THE POLITICS AND ECONOMICS OF OIL PRICE HIKE
By Ruma Dubey
For Mrs.Desai just putting food on the table for her family seems to have become an ordeal. The price of basic necessities of life has reduced her savings by more than half. Vegetables and fruits apart, her EMI for the house and two-wheeler loans have gone up. With subsidy on LPG getting curtailed, price of petrol and diesel constantly on the rise, life has become all about budgets and cost cuts in this household. Actually, it is the story of almost every middle class household.
Today, oil and gas sector stocks are up on hopes that the Govt will announce a diesel price hike. When the market cheers, surely it is bad news for the ‘aam aadmi’. As usual, the Govt say’s that it is inevitable but for Mrs.Desai and scores of others in India, one is unable to understand this ‘inevitability’ of the Govt. On TV, those in the know, are seeing the price of crude coming down currently, so why the price hike now?
Well, the economics and politics of oil is much more slimy and slippery than the price of crude alone. It is a catch 22 situation for the Govt. It bleeds the oil companies if it keeps the prices intact and if it hikes the prices, it will bleed the people of India further. For many, the way the oil pricing works remains a mystery.
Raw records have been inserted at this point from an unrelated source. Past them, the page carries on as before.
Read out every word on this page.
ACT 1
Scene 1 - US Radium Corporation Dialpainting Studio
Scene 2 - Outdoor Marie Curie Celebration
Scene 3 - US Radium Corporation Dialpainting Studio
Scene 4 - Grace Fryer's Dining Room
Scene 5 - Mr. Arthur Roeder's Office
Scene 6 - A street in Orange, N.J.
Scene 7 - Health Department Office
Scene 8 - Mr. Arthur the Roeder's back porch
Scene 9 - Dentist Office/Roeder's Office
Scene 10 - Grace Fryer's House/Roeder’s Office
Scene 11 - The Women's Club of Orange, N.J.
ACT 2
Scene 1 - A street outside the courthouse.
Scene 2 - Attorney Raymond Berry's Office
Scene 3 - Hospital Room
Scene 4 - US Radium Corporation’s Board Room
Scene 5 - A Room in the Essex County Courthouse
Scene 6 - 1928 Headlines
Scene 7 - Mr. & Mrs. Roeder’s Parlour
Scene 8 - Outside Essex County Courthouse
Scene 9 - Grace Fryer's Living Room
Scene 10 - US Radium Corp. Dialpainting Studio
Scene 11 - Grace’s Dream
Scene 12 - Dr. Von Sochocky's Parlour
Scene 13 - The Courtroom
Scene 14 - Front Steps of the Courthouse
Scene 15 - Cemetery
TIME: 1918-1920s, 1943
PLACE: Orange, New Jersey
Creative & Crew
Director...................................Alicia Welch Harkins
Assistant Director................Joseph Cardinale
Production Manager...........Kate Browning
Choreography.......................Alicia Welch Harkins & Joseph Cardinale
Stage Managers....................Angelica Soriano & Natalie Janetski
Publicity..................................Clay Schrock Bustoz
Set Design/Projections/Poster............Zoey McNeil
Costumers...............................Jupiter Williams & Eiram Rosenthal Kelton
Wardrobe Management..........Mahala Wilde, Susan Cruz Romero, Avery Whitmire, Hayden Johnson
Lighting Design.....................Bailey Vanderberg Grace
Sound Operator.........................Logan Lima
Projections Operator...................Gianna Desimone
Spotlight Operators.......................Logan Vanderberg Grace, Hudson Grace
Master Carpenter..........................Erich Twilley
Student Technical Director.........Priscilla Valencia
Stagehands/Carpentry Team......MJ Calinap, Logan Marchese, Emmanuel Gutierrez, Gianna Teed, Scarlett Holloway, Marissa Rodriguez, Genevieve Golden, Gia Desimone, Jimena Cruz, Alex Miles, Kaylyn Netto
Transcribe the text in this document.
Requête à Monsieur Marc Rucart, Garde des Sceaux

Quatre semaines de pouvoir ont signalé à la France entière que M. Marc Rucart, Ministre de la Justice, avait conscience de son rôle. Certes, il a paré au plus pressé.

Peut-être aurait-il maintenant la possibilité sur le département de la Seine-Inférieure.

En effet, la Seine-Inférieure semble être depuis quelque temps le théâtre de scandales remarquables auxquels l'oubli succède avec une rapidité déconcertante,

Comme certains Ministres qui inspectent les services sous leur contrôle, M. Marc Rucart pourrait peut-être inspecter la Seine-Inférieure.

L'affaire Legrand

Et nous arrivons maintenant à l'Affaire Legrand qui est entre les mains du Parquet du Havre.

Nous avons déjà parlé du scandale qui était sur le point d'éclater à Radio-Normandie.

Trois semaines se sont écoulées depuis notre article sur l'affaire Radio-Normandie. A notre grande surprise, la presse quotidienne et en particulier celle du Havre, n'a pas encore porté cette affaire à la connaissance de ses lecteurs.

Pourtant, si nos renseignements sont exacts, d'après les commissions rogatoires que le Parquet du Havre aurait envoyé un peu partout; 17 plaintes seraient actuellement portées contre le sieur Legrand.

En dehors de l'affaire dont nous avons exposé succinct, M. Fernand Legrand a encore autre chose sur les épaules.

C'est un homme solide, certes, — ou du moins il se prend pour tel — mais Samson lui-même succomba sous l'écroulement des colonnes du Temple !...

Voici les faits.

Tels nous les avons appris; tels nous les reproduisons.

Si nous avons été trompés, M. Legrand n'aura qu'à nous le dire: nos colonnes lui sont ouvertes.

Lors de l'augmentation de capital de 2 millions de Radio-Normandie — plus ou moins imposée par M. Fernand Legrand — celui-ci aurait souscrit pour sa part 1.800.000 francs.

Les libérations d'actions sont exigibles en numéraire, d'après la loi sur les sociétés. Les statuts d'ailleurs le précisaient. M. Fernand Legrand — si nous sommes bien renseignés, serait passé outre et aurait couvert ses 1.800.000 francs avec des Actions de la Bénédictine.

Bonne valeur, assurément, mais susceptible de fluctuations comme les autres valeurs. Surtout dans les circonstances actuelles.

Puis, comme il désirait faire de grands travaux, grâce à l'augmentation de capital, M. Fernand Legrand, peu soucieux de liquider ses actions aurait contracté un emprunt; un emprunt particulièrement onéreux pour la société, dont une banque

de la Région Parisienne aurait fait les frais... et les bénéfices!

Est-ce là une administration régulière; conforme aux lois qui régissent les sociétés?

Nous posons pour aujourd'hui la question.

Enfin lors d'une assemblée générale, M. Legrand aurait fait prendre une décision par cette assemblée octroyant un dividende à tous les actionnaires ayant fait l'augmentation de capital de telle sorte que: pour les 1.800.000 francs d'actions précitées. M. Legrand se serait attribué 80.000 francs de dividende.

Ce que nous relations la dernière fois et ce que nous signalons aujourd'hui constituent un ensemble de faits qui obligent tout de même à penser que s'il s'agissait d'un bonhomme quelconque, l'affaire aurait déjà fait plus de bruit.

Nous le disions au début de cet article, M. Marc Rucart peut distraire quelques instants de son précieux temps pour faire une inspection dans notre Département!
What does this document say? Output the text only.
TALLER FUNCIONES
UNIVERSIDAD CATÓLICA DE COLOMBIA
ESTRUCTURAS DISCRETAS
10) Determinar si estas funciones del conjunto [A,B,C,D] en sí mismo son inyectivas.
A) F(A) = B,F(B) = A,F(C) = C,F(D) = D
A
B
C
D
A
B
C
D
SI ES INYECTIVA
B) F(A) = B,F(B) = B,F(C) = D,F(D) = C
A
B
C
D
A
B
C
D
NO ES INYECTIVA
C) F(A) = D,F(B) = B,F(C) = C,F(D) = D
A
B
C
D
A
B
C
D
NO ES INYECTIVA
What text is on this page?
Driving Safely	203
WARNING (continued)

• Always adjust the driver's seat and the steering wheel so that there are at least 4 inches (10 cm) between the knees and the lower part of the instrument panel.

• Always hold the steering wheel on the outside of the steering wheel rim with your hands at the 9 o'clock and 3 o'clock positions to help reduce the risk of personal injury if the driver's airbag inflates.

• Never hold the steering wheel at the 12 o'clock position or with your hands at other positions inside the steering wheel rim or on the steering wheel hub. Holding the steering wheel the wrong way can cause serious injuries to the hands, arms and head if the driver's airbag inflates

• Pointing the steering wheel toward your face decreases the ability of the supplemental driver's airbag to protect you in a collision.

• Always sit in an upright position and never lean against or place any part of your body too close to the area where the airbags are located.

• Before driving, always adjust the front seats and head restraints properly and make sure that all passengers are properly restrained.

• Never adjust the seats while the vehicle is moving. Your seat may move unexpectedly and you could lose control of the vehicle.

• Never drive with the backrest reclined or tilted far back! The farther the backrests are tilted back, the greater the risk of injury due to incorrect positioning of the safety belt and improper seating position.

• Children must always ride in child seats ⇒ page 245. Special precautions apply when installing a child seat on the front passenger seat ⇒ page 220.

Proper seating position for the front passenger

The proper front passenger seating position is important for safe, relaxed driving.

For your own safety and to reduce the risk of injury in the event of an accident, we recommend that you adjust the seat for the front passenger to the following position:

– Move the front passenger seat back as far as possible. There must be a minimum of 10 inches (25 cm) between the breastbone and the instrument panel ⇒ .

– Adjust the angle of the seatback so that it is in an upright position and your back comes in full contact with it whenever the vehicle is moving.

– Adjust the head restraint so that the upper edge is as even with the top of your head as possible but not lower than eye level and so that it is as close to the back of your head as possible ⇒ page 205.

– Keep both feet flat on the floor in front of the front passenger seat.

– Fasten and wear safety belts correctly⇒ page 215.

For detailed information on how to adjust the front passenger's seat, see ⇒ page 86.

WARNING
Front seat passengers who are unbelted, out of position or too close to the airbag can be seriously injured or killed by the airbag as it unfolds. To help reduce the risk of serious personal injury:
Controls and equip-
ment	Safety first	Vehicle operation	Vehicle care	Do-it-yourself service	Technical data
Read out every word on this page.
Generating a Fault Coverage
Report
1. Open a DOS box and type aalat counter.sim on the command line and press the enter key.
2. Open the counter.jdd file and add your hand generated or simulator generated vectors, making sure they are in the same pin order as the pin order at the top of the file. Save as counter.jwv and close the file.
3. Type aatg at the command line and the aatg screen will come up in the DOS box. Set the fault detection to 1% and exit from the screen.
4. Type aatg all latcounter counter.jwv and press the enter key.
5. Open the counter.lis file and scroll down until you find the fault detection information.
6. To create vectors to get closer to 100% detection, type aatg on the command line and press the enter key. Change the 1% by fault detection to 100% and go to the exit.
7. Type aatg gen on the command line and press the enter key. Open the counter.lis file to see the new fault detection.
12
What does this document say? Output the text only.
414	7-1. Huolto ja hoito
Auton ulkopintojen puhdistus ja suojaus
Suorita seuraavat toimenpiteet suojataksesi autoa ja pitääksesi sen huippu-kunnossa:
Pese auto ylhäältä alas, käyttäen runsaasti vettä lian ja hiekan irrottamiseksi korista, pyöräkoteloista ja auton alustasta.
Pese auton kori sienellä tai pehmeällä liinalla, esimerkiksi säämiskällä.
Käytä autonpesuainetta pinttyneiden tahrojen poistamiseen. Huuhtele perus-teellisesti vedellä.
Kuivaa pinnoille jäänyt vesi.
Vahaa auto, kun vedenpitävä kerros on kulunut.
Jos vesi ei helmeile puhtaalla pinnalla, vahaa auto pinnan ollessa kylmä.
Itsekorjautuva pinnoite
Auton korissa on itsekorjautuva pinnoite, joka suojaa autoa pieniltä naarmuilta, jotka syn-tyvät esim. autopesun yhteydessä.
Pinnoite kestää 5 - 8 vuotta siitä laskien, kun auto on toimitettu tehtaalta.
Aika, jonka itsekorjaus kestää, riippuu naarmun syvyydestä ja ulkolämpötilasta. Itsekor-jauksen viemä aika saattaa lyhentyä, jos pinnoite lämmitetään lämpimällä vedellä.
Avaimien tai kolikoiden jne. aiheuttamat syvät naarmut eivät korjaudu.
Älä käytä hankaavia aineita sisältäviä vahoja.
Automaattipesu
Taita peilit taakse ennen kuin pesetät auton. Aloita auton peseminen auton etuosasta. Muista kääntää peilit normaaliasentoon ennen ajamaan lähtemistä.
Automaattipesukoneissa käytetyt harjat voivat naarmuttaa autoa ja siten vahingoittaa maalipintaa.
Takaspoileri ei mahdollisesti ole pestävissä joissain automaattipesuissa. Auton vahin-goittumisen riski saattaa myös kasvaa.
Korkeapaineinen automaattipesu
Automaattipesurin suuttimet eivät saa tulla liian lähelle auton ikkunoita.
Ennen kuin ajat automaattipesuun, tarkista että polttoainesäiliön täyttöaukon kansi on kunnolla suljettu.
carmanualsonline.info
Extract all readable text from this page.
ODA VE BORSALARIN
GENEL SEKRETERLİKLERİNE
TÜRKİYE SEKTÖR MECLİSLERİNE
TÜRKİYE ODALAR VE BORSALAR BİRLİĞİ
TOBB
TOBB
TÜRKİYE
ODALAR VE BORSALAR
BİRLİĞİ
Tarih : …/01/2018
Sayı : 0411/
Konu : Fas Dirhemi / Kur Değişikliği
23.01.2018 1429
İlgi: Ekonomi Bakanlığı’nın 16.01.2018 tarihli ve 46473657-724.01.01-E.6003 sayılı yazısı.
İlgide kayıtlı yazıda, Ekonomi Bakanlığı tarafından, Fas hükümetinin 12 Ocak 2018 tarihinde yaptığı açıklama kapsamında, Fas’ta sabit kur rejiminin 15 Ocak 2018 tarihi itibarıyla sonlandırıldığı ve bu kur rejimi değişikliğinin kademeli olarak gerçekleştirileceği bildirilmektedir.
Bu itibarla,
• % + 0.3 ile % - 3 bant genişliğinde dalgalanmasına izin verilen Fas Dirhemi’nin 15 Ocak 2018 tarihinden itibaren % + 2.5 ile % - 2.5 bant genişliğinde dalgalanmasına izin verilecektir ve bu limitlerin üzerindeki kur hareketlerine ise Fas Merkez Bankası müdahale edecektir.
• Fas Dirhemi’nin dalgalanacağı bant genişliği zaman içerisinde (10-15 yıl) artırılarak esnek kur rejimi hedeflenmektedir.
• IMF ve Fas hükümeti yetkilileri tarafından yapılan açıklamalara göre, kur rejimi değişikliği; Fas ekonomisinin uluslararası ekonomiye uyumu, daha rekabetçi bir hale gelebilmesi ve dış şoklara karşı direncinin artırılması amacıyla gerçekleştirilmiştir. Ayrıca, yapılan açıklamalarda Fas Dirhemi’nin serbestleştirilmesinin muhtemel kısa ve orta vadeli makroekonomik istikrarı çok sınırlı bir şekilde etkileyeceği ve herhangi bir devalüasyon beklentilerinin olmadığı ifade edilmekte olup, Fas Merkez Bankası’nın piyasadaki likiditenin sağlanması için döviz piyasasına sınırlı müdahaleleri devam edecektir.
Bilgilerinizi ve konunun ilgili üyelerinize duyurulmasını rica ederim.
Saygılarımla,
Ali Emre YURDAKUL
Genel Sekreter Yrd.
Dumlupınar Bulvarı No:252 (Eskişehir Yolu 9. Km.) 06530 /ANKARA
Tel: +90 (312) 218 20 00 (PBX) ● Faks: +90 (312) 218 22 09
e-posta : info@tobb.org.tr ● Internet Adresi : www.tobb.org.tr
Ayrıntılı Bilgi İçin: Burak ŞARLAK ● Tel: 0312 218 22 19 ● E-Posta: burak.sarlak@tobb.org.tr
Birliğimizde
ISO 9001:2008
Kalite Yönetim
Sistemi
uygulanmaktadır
Well, here is an attempt to put this across as simply as possible so that it makes easy understanding of the subsidy mumbo jumbo and the case being built up for another round of price hike.
How this works is that Govt subsidises fuel prices. OMCs or the Oil Marketing Companies – HPCL, BPCL and IOC buy fuel from upstream companies ONGC, GAIL and Oil India. The upstream companies buy crude at global prices and hence sell at global prices. But this results in huge under recoveries for OMCs, meaning loss between their purchase price of crude and the retail price at which they sell the fuel. To help tide over the under recoveries, Govt issues oil bonds and gives cash subsidies. These are usually issued out of the Oil pool account and not out of the Budgetary allocations, which otherwise would have inflated the fiscal deficit further. So one pertinent point here – the already dangerous fiscal deficit levels we see today does not include these oil payouts and if that were to be included, the Indian economy could been placed under ‘junk’ status long time ago.
So how is this subsidy distributed? OMCs under recoveries are to be borne by upstream companies, which is at 33%. Under this, ONGC bears the lion share at 82%, GAIL at 7% and OIL’s share is at 11%. In FY11, there was a change in the subsidy-sharing formula for upstream companies wherein they had to share the subsidy based on their past three years' average profit ratio rather than the last one year's., Apart from this 33% under recovery burden shared by companies, similar amount is contributed by the Govt by way of cash subsidy and the rest is either absorbed by the retailers or passed on to consumers.
In FY12, under recovery was to the tune of Rs. 138,541 crore of which 40% came in from the OMCs. This was at Rs.55,000 crore, up from Rs.30,297 crore in FY11 and in FY10, their contribution was at Rs.14,430 crore. As against this, in FY12, the Govt gave via cash subsidy, Rs.83,500 crore, in FY11 it was Rs.41,000 crore and Rs.26,000 crore in FY10.
PSU OMCs are estimated to end the current fiscal with an under-recovery loss of over Rs 1,63,000 crore on sale of diesel, domestic cooking gas (LPG) and kerosene. Rs 60,000 crore is to come from upstream companies and the Govt is to compensate the rest by way of cash subsidy.
The Govt has made a total provision of only Rs.43,600 for oil subsidies of the total budget. In FY12, the Govt was to bear a Rs.83,500 crore but of this, the Govt funded only Rs.45,000 crore of that shortfall and the balance Rs.38,500 crore was paid out this fiscal. And this fiscal, nine months have already gone and contribution from the Govt is yet to come and the Govt is left with a subsidy of merely Rs.50,000 crore. So the Govt has used money of FY13 for paying off expenses of FY12 and now, it is in a fix which is why it needs another price hike.
After all this numerical mumbo jumbo, the bottomline is that another fuel price hike is due any time now. But how much and for how long will this skewed oil subsidy work is the big question.